In the course of an adult life spend in communication, my training and experience have cultivated in me an aversion to wasting words. It struck me that for most of my life I have been mindlessly throwing in that modifier “O” when talking to God without ever asking myself what that “O” means.

It was time to ask that. What is the difference between saying Hear us, O God and Hear us, God? Is it just that the latter somehow does not sound as respectful? If that is the case, how does the word “O” convey respect? What is it supposed to mean? Also, why does it seem perfectly respectful to say, “Lord, listen to your children praying,” as opposed to “O Lord, listen to your children praying”?

I set about researching the etymology of the word “O” to see if it actually had a meaning. From what I was able to gather, it does not. That is to say there is no specific definition of the word as we use it. It does have a function, however. For centuries, it has been used primarily “in solemn or poetic language to lend earnestness to an appeal.”

If that is the case, then “Hear us, O God” is a proper usage, while something like “All the earth sings your praises, O God”, which is not an appeal for anything, would not be.
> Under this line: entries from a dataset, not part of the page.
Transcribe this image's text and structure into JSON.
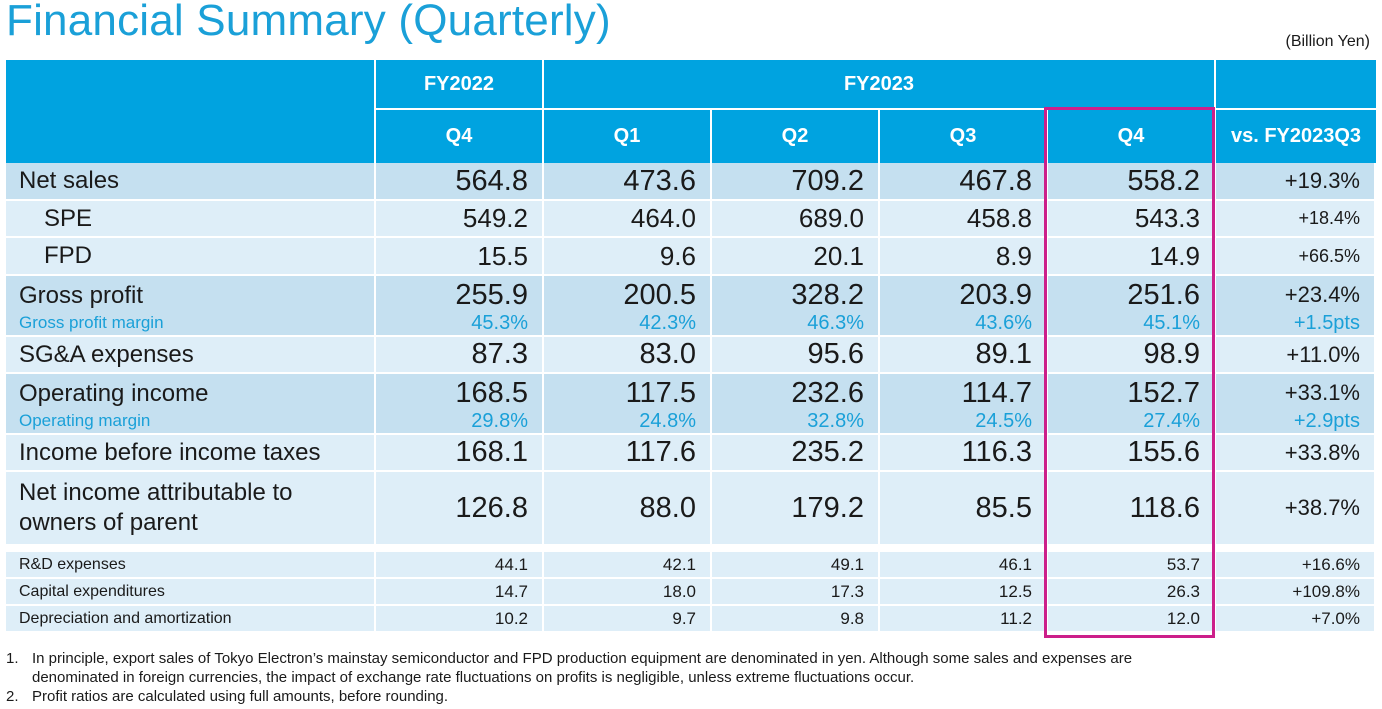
{
  "title": "Financial Summary (Quarterly)",
  "unit": "(Billion Yen)",
  "header": {
    "fy2022": "FY2022",
    "fy2023": "FY2023",
    "quarters": [
      "Q4",
      "Q1",
      "Q2",
      "Q3",
      "Q4"
    ],
    "vs": "vs. FY2023Q3"
  },
  "rows": {
    "net_sales": {
      "label": "Net sales",
      "values": [
        "564.8",
        "473.6",
        "709.2",
        "467.8",
        "558.2"
      ],
      "vs": "+19.3%"
    },
    "spe": {
      "label": "SPE",
      "values": [
        "549.2",
        "464.0",
        "689.0",
        "458.8",
        "543.3"
      ],
      "vs": "+18.4%"
    },
    "fpd": {
      "label": "FPD",
      "values": [
        "15.5",
        "9.6",
        "20.1",
        "8.9",
        "14.9"
      ],
      "vs": "+66.5%"
    },
    "gross_profit": {
      "label": "Gross profit",
      "values": [
        "255.9",
        "200.5",
        "328.2",
        "203.9",
        "251.6"
      ],
      "vs": "+23.4%",
      "sub_label": "Gross profit margin",
      "sub_values": [
        "45.3%",
        "42.3%",
        "46.3%",
        "43.6%",
        "45.1%"
      ],
      "sub_vs": "+1.5pts"
    },
    "sga": {
      "label": "SG&A expenses",
      "values": [
        "87.3",
        "83.0",
        "95.6",
        "89.1",
        "98.9"
      ],
      "vs": "+11.0%"
    },
    "operating_income": {
      "label": "Operating income",
      "values": [
        "168.5",
        "117.5",
        "232.6",
        "114.7",
        "152.7"
      ],
      "vs": "+33.1%",
      "sub_label": "Operating margin",
      "sub_values": [
        "29.8%",
        "24.8%",
        "32.8%",
        "24.5%",
        "27.4%"
      ],
      "sub_vs": "+2.9pts"
    },
    "ibt": {
      "label": "Income before income taxes",
      "values": [
        "168.1",
        "117.6",
        "235.2",
        "116.3",
        "155.6"
      ],
      "vs": "+33.8%"
    },
    "net_income": {
      "label_line1": "Net income attributable to",
      "label_line2": "owners of parent",
      "values": [
        "126.8",
        "88.0",
        "179.2",
        "85.5",
        "118.6"
      ],
      "vs": "+38.7%"
    },
    "rd": {
      "label": "R&D expenses",
      "values": [
        "44.1",
        "42.1",
        "49.1",
        "46.1",
        "53.7"
      ],
      "vs": "+16.6%"
    },
    "capex": {
      "label": "Capital expenditures",
      "values": [
        "14.7",
        "18.0",
        "17.3",
        "12.5",
        "26.3"
      ],
      "vs": "+109.8%"
    },
    "da": {
      "label": "Depreciation and amortization",
      "values": [
        "10.2",
        "9.7",
        "9.8",
        "11.2",
        "12.0"
      ],
      "vs": "+7.0%"
    }
  },
  "notes": [
    {
      "num": "1.",
      "text": "In principle, export sales of Tokyo Electron’s mainstay semiconductor and FPD production equipment are denominated in yen. Although some sales and expenses are denominated in foreign currencies, the impact of exchange rate fluctuations on profits is negligible, unless extreme fluctuations occur."
    },
    {
      "num": "2.",
      "text": "Profit ratios are calculated using full amounts, before rounding."
    }
  ],
  "colors": {
    "header_bg": "#00a3e0",
    "row_dark": "#c5e0f0",
    "row_light": "#deeef8",
    "title": "#1aa0d8",
    "highlight": "#cc1f8a"
  }
}
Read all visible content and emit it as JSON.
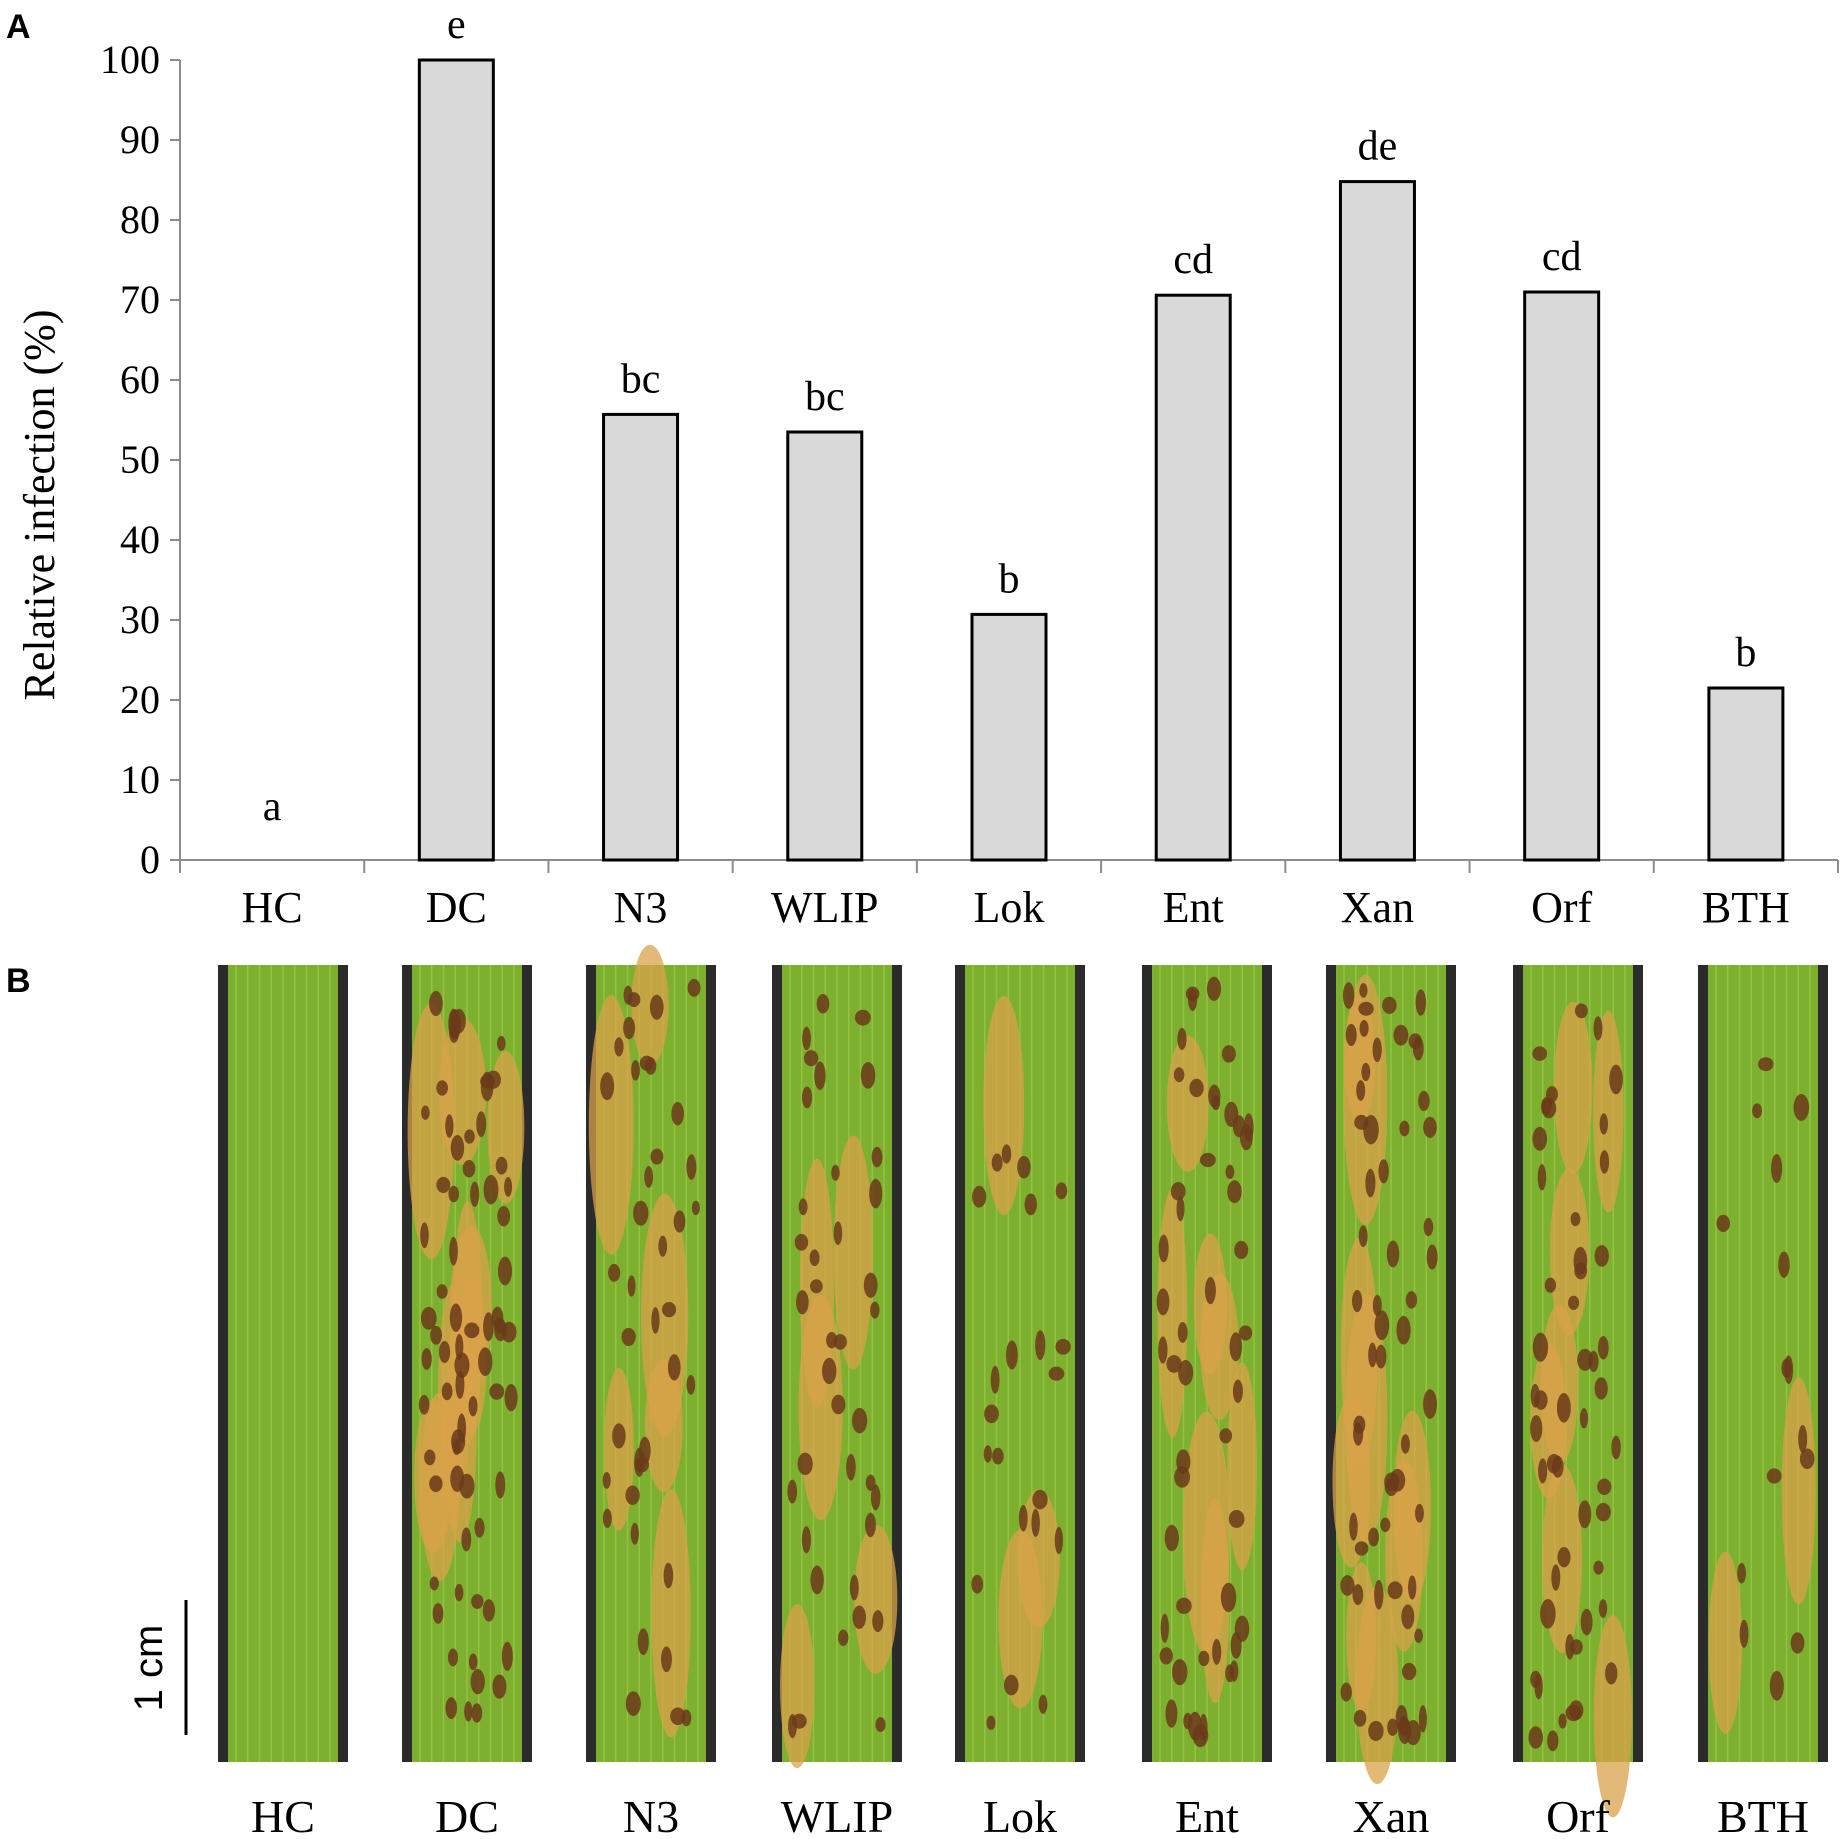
{
  "panels": {
    "a": "A",
    "b": "B"
  },
  "chart_data": {
    "type": "bar",
    "title": "",
    "xlabel": "",
    "ylabel": "Relative infection (%)",
    "ylim": [
      0,
      100
    ],
    "yticks": [
      0,
      10,
      20,
      30,
      40,
      50,
      60,
      70,
      80,
      90,
      100
    ],
    "categories": [
      "HC",
      "DC",
      "N3",
      "WLIP",
      "Lok",
      "Ent",
      "Xan",
      "Orf",
      "BTH"
    ],
    "values": [
      0,
      100,
      55.7,
      53.5,
      30.7,
      70.6,
      84.8,
      71.0,
      21.5
    ],
    "significance": [
      "a",
      "e",
      "bc",
      "bc",
      "b",
      "cd",
      "de",
      "cd",
      "b"
    ],
    "bar_color": "#d9d9d9",
    "bar_edge_color": "#000000"
  },
  "leaves": {
    "labels": [
      "HC",
      "DC",
      "N3",
      "WLIP",
      "Lok",
      "Ent",
      "Xan",
      "Orf",
      "BTH"
    ],
    "infection_fraction": [
      0,
      1,
      0.56,
      0.54,
      0.31,
      0.71,
      0.85,
      0.71,
      0.22
    ],
    "scale_bar": "1 cm",
    "leaf_color": "#7db02e",
    "lesion_color": "#6b3a1a",
    "chlorosis_color": "#d9a24a"
  }
}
Okay, so does any of this really matter? Only in this regard: after over 3,000 years of Judeo-Christian tradition, we still struggle with the question Moses asked — how are we supposed to address the Creator of the universe. We have no name for God that is adequate to the task.

Just saying, “God,” seems so inadequate, so casual. In a world where respect for God has degenerated into such expressions as “the Man Upstairs,” seeking a way to honor God in our address makes sense. It’s just that I wonder if what we are doing in our prayer address is just papering over the issue.

We attempt to establish the proper distance between God and ourselves by throwing in a complimentary adjective when addressing God. But I have heard God addressed in prayer as “Gracious God” so often that I wonder if our children consider Gracious to be God’s first name.

Also, I cannot help but wince just a little at addresses such as, “God of Love.” It reminds me of Greek mythology where Eros bore such a title as opposed to the god of wisdom or god of war. I guess this is problematic for many Christians, which is why we fall back on an archaic expression, “O”, as a vague, all-purpose modifier.

I envy the Hebrews who had specific names for God such as Yahweh and Elohim. “God” just seems too short, too informal, and inadequate. But then Jesus used the term “Abba” in addressing God. There was nothing formal about that moniker and yet in the context of Jesus’ respect for God, it was evidently appropriate. In the Lord’s Prayer, he urged us to call upon that same name.

What I conclude from all this is that God seems to be as close as we can come to a name for the Divine Being. If we show proper respect in our attitudes and lives and worship for God, God will have no problem answering to an unmodified God or Lord.